As Moulton considered a run, his political team conducted focus groups in New Hampshire and South Carolina that found Democratic voters prizing an electable candidate above all other factors — and not wedded to older, better-known candidates. They were warm, his team said, to the idea of supporting a candidate from a younger generation who could combat the president’s national security record.

Moulton has echoed some of the party’s left-wing activists in calling for the end of the electoral college and suggesting that “court-packing” might be necessary to combat conservative gains in the judicial branch. At the same time, he has criticized the concept of Medicare-for-all, citing his frustrations with the Veterans Affairs health-care system to say that single-payer health care comes with downsides.

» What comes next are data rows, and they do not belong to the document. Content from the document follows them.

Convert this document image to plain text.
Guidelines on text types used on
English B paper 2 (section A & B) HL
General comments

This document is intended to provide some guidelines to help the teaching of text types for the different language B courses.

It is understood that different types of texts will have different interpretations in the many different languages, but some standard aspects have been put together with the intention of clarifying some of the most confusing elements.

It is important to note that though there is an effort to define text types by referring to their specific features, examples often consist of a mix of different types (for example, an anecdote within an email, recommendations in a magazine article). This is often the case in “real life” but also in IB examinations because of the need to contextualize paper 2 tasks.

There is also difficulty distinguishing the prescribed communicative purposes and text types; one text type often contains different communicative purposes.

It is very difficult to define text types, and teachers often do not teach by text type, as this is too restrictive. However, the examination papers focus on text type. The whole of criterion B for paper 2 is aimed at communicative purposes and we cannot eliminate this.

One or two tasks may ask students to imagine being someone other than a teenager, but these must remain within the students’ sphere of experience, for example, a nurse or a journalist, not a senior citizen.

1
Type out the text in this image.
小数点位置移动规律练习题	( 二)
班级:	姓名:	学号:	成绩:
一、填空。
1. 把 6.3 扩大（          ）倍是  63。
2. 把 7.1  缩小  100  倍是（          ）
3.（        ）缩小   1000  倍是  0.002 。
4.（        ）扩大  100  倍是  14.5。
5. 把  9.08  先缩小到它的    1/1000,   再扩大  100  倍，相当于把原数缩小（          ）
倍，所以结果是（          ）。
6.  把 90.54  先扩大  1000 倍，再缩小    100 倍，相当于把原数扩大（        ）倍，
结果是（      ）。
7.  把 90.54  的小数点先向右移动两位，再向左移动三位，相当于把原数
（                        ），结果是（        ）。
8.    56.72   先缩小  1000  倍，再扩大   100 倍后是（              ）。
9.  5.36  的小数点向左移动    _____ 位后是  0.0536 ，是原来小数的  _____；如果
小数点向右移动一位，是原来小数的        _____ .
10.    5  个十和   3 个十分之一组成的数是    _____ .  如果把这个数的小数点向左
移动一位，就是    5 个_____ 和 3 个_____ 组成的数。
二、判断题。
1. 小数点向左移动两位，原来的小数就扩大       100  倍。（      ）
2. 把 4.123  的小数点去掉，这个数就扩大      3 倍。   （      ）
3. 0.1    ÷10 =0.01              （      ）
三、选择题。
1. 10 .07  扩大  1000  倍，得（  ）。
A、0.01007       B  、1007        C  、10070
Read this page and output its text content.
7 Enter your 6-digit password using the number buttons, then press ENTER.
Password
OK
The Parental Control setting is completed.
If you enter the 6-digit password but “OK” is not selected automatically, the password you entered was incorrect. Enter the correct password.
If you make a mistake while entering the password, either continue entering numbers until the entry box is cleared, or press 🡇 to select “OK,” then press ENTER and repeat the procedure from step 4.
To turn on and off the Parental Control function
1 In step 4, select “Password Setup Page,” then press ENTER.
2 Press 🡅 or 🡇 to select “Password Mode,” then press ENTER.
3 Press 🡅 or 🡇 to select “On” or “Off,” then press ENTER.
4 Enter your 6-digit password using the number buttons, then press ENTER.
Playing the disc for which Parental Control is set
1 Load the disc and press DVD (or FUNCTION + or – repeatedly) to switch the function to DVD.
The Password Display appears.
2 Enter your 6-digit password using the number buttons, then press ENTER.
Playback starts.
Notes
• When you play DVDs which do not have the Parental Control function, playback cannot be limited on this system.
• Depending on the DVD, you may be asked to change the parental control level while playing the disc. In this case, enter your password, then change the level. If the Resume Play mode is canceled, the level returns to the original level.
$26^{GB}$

“Maybe some of these folks should join me the next time I go in for surgery,” Moulton said of single-payer advocates in a March interview with The Post.

The Massachusetts congressman also separates himself from the two veterans already in the race with his focus on foreign policy. Gabbard, who endorsed Sanders for president in 2016, has called for an end to “wasteful regime-change wars,” while Buttigieg has talked little about foreign policy. Moulton, who held multiple roundtables with veterans as he explored his 2020 bid, has called for modernizing America’s military posture by prioritizing cyber and autonomous weapons instead of large military equipment.

“Russia and China have an inherent advantage over us by being more budget-restrained and less politically constrained,” he said in a February speech at the Brookings Institution. “They don’t have the luxury of trying to compete with our big, expensive legacy weapons systems, so they have to develop the smaller, cheaper next-generation weapons.”

Moulton begins this bid as an underdog, though he often notes he began his 2014 House run in a similar position.

In 2018, he raised $2.4 million to defeat a Republican candidate who put up only token opposition; if he were to switch back from the presidential race to run for another House term, he would have until June 2020 to decide.